I’ve been singing my whole life and it’s what I love, so when I started guitar 4 years ago it was only with the intent of accompanying myself while singing. It was definitely a struggle for me. I had a hard time learning the bar chords when everyone else in my class seemed to be picking them up. This made it so I had a hard time getting fired up about playing the guitar. It was such a slow start. I’ve taken 4 entry level classes since then (one I finished 2 months ago), so I’d love to share some things I’ve learned to spare you the same discouragements.
Regardless of what level you will be playing or in what capacity, my greatest recommendation is to make sure that you aren’t learning bad technique. Here’s why: if you aren’t super serious about it right now, you may later decide that you are. By the time you’ve decided you are serious, you could’ve picked up a bunch of bad habits and now you’ll have to spend lots of time and frustration unlearning and relearning. I have seen so many people give up on lots of things that they wanted to do and dreamed about, because it’s SOOO hard to break bad habits… in anything. I had bad thumb positions, upper and lower body position and bad finger positions. Somewhere in these 4 years I discovered that I love playing just for the sake of playing. So I’ve spent a good portion of it unlearning so I could develop better habits and technique. About a year ago, I started practicing the guitar with the intent to play more than just casually. My greatest advice is to learn every new skill with good techniques. I promise that it will save a lot of time and frustration.
Personally, I think that the first thing that is pretty vital, is not to worry about too much from the get go. Don’t be too hard on yourself and celebrate every small victory. Focus on your fingerboard hand and just play with the thumb of your strumming hand at first. If you are thinking about too much at first, your brain and body could become overwhelmed and you could create bad technique unintentionally. Make sure you focus on the To-Do’s, not the Not-To-Do’s. Professionals in every field have found that when you focus on what you want to accomplish, rather than what you don’t want, that the learning comes easier and you make fewer mistakes. Think of where to place your fingers or where to place your thumb, not where you don’t want your fingers and thumb.

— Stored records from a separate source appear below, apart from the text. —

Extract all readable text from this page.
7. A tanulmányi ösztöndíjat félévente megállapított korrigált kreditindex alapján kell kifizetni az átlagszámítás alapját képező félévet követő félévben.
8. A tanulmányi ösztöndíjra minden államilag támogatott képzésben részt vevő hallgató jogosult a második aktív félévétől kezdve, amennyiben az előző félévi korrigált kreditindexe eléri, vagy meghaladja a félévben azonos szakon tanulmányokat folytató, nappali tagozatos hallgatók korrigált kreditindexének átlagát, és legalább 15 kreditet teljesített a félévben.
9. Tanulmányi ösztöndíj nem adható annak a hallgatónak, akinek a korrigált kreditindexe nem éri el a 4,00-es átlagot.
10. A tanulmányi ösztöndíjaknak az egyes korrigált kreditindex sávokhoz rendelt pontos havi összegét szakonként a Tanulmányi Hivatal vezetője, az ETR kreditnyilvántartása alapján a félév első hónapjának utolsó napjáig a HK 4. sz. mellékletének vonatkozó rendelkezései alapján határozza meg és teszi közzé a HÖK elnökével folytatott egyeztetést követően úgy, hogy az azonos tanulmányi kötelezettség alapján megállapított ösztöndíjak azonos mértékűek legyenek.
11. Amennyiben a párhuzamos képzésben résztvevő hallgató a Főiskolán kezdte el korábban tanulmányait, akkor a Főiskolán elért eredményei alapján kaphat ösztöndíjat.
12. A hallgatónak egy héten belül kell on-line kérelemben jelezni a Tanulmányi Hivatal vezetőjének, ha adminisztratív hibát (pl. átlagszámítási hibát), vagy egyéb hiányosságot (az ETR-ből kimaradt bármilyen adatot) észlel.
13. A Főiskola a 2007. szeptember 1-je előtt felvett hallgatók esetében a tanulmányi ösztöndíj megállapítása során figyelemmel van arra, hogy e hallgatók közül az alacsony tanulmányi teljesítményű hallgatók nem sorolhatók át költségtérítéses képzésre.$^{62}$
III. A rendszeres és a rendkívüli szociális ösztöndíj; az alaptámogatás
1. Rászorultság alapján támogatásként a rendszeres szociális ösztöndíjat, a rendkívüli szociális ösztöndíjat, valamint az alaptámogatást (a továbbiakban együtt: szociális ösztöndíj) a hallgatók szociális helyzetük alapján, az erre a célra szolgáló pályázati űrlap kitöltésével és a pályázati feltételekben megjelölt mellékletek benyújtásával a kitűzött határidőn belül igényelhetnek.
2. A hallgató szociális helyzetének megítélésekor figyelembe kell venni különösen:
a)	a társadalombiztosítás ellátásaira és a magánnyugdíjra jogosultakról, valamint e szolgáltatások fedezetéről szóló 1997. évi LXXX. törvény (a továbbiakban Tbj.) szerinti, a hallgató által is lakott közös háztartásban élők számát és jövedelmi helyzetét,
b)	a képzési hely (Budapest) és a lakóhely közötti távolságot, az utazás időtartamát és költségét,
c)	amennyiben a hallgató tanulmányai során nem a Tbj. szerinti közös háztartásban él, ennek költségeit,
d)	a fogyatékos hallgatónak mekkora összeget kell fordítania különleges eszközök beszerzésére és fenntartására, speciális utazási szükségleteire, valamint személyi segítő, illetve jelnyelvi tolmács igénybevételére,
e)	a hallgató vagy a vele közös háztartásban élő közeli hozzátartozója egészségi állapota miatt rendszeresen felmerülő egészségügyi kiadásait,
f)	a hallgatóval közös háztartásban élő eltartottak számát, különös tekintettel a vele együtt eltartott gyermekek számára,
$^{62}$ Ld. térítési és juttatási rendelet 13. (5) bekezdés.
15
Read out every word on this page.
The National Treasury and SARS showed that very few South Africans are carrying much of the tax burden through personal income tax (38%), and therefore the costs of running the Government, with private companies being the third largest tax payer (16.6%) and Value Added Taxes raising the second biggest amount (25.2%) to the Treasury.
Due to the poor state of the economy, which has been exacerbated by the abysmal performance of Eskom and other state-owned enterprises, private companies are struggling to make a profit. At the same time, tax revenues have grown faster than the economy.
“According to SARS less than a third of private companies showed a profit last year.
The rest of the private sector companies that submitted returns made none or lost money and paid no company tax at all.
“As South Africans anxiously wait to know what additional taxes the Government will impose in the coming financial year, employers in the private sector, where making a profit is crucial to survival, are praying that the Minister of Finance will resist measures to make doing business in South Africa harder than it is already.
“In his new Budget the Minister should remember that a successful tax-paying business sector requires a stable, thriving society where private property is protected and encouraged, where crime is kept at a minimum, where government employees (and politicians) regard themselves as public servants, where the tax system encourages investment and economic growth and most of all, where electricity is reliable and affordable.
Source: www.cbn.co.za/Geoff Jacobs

The second thing that I would recommend, is to make sure you practice with the thumb perpendicular to the neck of the guitar and make sure it’s low on the width/ back of the neck. Also, try to keep your thumb placed on the back of the neck between your index and middle finger. This will help to stabilize your fingers that are pressing down the strings. Even if you have seen other guitarists play while “choking” the neck of the guitar, they are either playing incorrectly, or their thumb sometimes momentarily moves up and then moves back to the correct position. Playing technically correct will not feel comfortable at first. I’ll just come out and say it. However, keeping your thumb behind the fingerboard will help you play bar chords a lot faster and more comfortably over time as you build muscle memory in your body, wrists and fingers. As you improve and have need to move your thumb, your muscle memory will automatically move your thumb back where it should be once it’s done with that chord. I did not learn this way. I had to correct my thumb and it always wanted to choke around the neck instead of being at the back for support which is the most difficult thing that I had to unlearn. So focus on that first. Now that I’ve learned this correctly, my thumb moves naturally where it needs to be and bar chords are more fluid.